The lack of cooperation also sparked an angry letter from Representative Jason Chaffetz of Utah. "Individuals within the Department may have withheld [documents] in an effort to obstruct the Committee's oversight," Chaffetz wrote to Secretary of Defense Leon Pannetta on July 15. (See the full six-page letter obtained by BuzzFeed here.)

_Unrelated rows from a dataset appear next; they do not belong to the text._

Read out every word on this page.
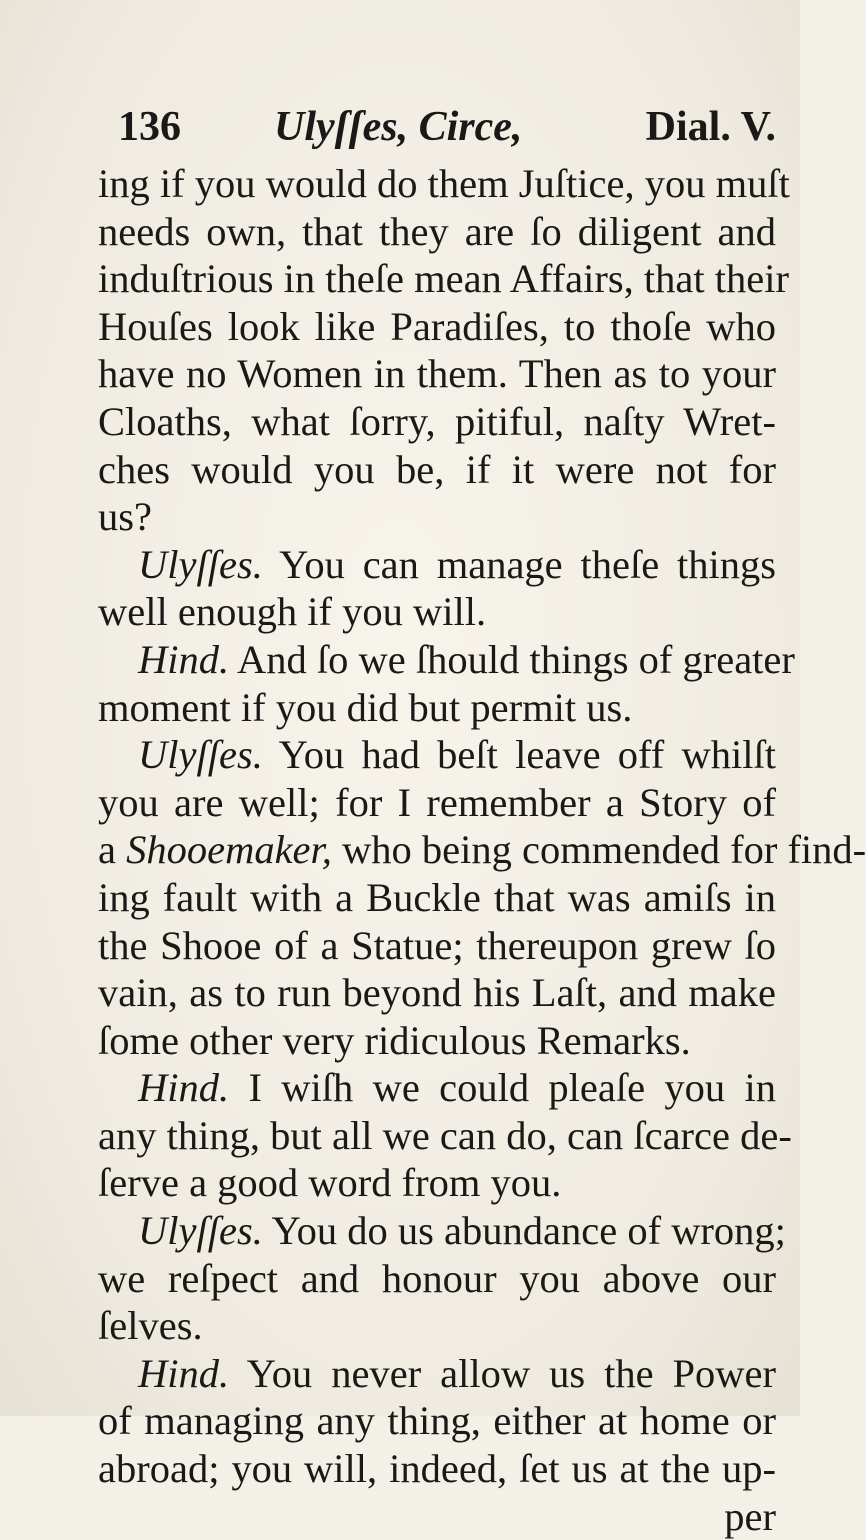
136 Ulyſſes, Circe,	Dial. V.
ing if you would do them Juſtice, you muſt
needs own, that they are ſo diligent and
induſtrious in theſe mean Affairs, that their
Houſes look like Paradiſes, to thoſe who
have no Women in them. Then as to your
Cloaths, what ſorry, pitiful, naſty Wret-
ches would you be, if it were not for
us?
Ulyſſes. You can manage theſe things
well enough if you will.
Hind. And ſo we ſhould things of greater
moment if you did but permit us.
Ulyſſes. You had beſt leave off whilſt
you are well; for I remember a Story of
a Shooemaker, who being commended for find-
ing fault with a Buckle that was amiſs in
the Shooe of a Statue; thereupon grew ſo
vain, as to run beyond his Laſt, and make
ſome other very ridiculous Remarks.
Hind. I wiſh we could pleaſe you in
any thing, but all we can do, can ſcarce de-
ſerve a good word from you.
Ulyſſes. You do us abundance of wrong;
we reſpect and honour you above our
ſelves.
Hind. You never allow us the Power
of managing any thing, either at home or
abroad; you will, indeed, ſet us at the up-
per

As investigations struggle to get under way, it's unclear what, if anything, is being done about the situation on the ground. Geller told lawmakers said the hospital staffers responsible for "unspeakable" acts still "walk the halls of the hospital ... unrepentant, unscathed, and unprosecuted," reported the Christian Science Monitor.
A US colonel involved said the conditions there were "Auschwitz-like," said The Daily Beast. So why has it taken so long for US officials to take action?
Army officials told congressional leaders investigations were blocked by Lieutenant General William Caldwell, who was reportedly "visibly upset" at the prospect of a probe.
Colonel Mark Fassi, then-inspector general for the training command, told lawmakers Caldwell's “first response to me was, ‘How could we make that request with the election coming?,'" according to The Christian Science Monitor.
The Pentagon, apparently worried about its image in managing the Afghan mission, seems to have gone to great lengths in hushing the whole thing up.
Even more troubling is the prospect of more Dawood-like incidents that remain hidden from the public eye. Lieutenant Colonel Daniel Davis published a damning 86-page report in February in which he argues that the American military promotes a culture of hiding abuse. Army assessments, he claimed, are "solely intended to influence American and European public opinion ahead of the withdrawal," reported The Christian Science Monitor.
"Senior ranking US military leaders have so distorted the truth when communicating with the US Congress and American people in regards to conditions on the ground in Afghanistan that the truth has become unrecognizable," Al Jazeera cited Davis' report as saying.